Aufstellungsarbeit in meinem Sinne ist also nicht nur Lösungsarbeit, sondern lebendige Gestaltungsarbeit einer erfüllten Zukunft. Sie ist Erkenntnisraum, Lösungs- und Wandlungsraum. Sie überschreitet Zeitgrenzen von Vergangenheit zu erkenntnisreicher Gegenwart zu gewandelter Zukunft.
Transformation ist nicht so sehr Schaffung von Neuem.
Sie ist eine tiefe Erinnerung, also eine Verinnerlichung des Menschen hin zu dem Menschen der wir wesentlich sind.
Wir sind Freiheit, Wahrheit, Lebendigkeit, Liebe und Mitgefühl… Alles, was wert ist, gelebt zu werden.
Eva Gold
Aufbau der Fortbildung
Die Fortbildung dauert eineinhalb Jahre und ist in zwei große Bereiche gegliedert:
1. Einführung in Traumatherapie (ca. zwei Einheiten)
- Grundlagen nach Levine & Lammers
- Einführung in die von mir entwickelte Verknüpfung beider Ansätze
- Arbeit mit Zeitlinien
- Selbsterfahrung & Fallarbeit
2. Einführung in Systemische Aufstellungsarbeit (ca. ein Jahr)
- Grundlagen Systemischer Aufstellungsarbeit anhand von erlebten Aufstellungsarbeiten
- Formen der Aufstellungsarbeiten:
- a) Personen als Stellvertreter und Stellvertreterinnen
- Aufstellung persönlicher Themen
- Körperaufstellungen
- Sich selbst entfaltende Aufstellungen
- Innerseelische Aufstellungen
- Organisationsaufstellungen
- …
- b) Aufstellung mit Bodenankern, mit Gegenständen, ohne Protagonisten und Protagonistinnen in Supervision
- …
- Integration in therapeutische & berufliche Praxis
Wichtig: Diese Fortbildung setzt theoretisches und praktisches Vorwissen im Sozialwesen voraus – vielen Dank für die Achtsamkeit.
Gruppengröße
Die Fortbildung ist auf maximal 24 Personen begrenzt.
Wir arbeiten mit verschiedensten Formen der Erfahrung wie:
Theoretischen Vorträgen, persönlicher Forschung, Dialogen in Klein- oder Großgruppen, Bewegungsformen, Aufstellungsarbeiten, Arbeiten zur Unterstützung der inneren Ruhe und Klarheit, …

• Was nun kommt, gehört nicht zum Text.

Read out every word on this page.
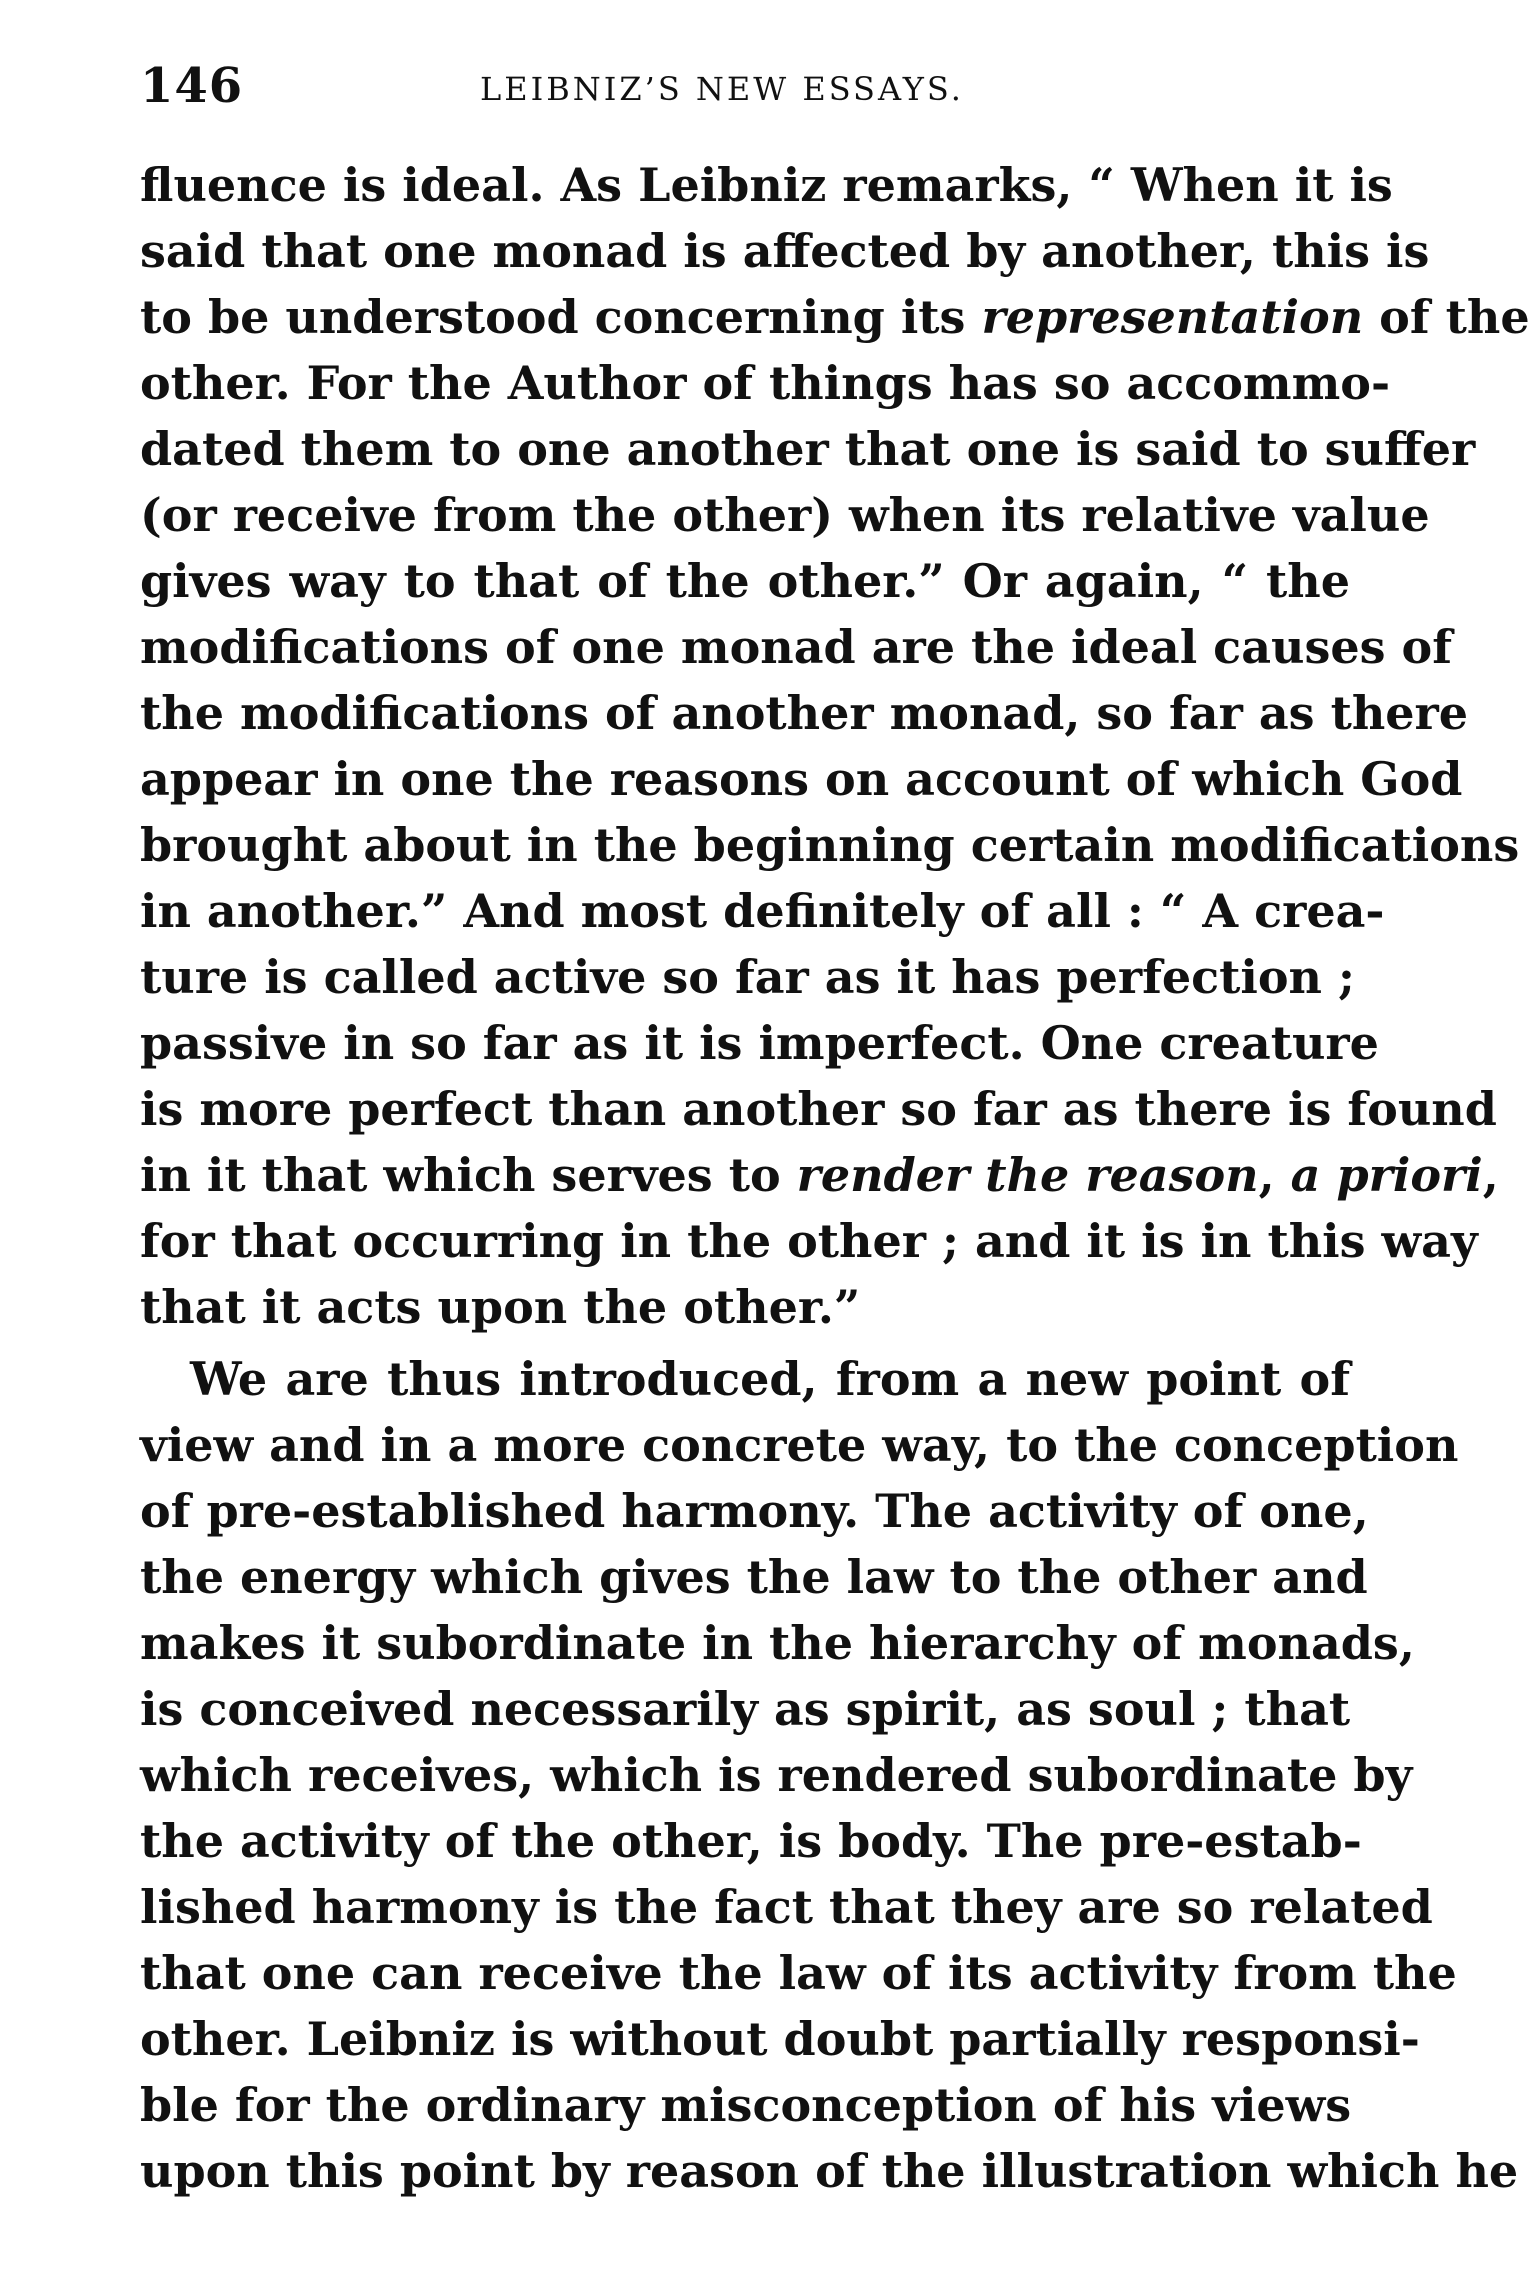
146	LEIBNIZ’S NEW ESSAYS.
fluence is ideal. As Leibniz remarks, “ When it is
said that one monad is affected by another, this is
to be understood concerning its representation of the
other. For the Author of things has so accommo-
dated them to one another that one is said to suffer
(or receive from the other) when its relative value
gives way to that of the other.” Or again, “ the
modifications of one monad are the ideal causes of
the modifications of another monad, so far as there
appear in one the reasons on account of which God
brought about in the beginning certain modifications
in another.” And most definitely of all : “ A crea-
ture is called active so far as it has perfection ;
passive in so far as it is imperfect. One creature
is more perfect than another so far as there is found
in it that which serves to render the reason, a priori,
for that occurring in the other ; and it is in this way
that it acts upon the other.”
We are thus introduced, from a new point of
view and in a more concrete way, to the conception
of pre-established harmony. The activity of one,
the energy which gives the law to the other and
makes it subordinate in the hierarchy of monads,
is conceived necessarily as spirit, as soul ; that
which receives, which is rendered subordinate by
the activity of the other, is body. The pre-estab-
lished harmony is the fact that they are so related
that one can receive the law of its activity from the
other. Leibniz is without doubt partially responsi-
ble for the ordinary misconception of his views
upon this point by reason of the illustration which he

Für wen ist die Fortbildung gedacht?
Für Menschen, die bereits therapeutisch arbeiten, z. B.:
- Coaches
- Psychotherapeut:innen
- Ärzt:innen
- Sozialarbeiter:innen
- Menschen, die im systemischen Feld oder mit Aufstellungen arbeiten
- Führungskräfte oder Trainer:innen mit intensiver Selbsterfahrung
Wichtige information!
diese fortbildung kann eigentherapie oder eine ausbildung in psychotherapie, systemischer Arbeit, traumatherapie nicht ersetzen!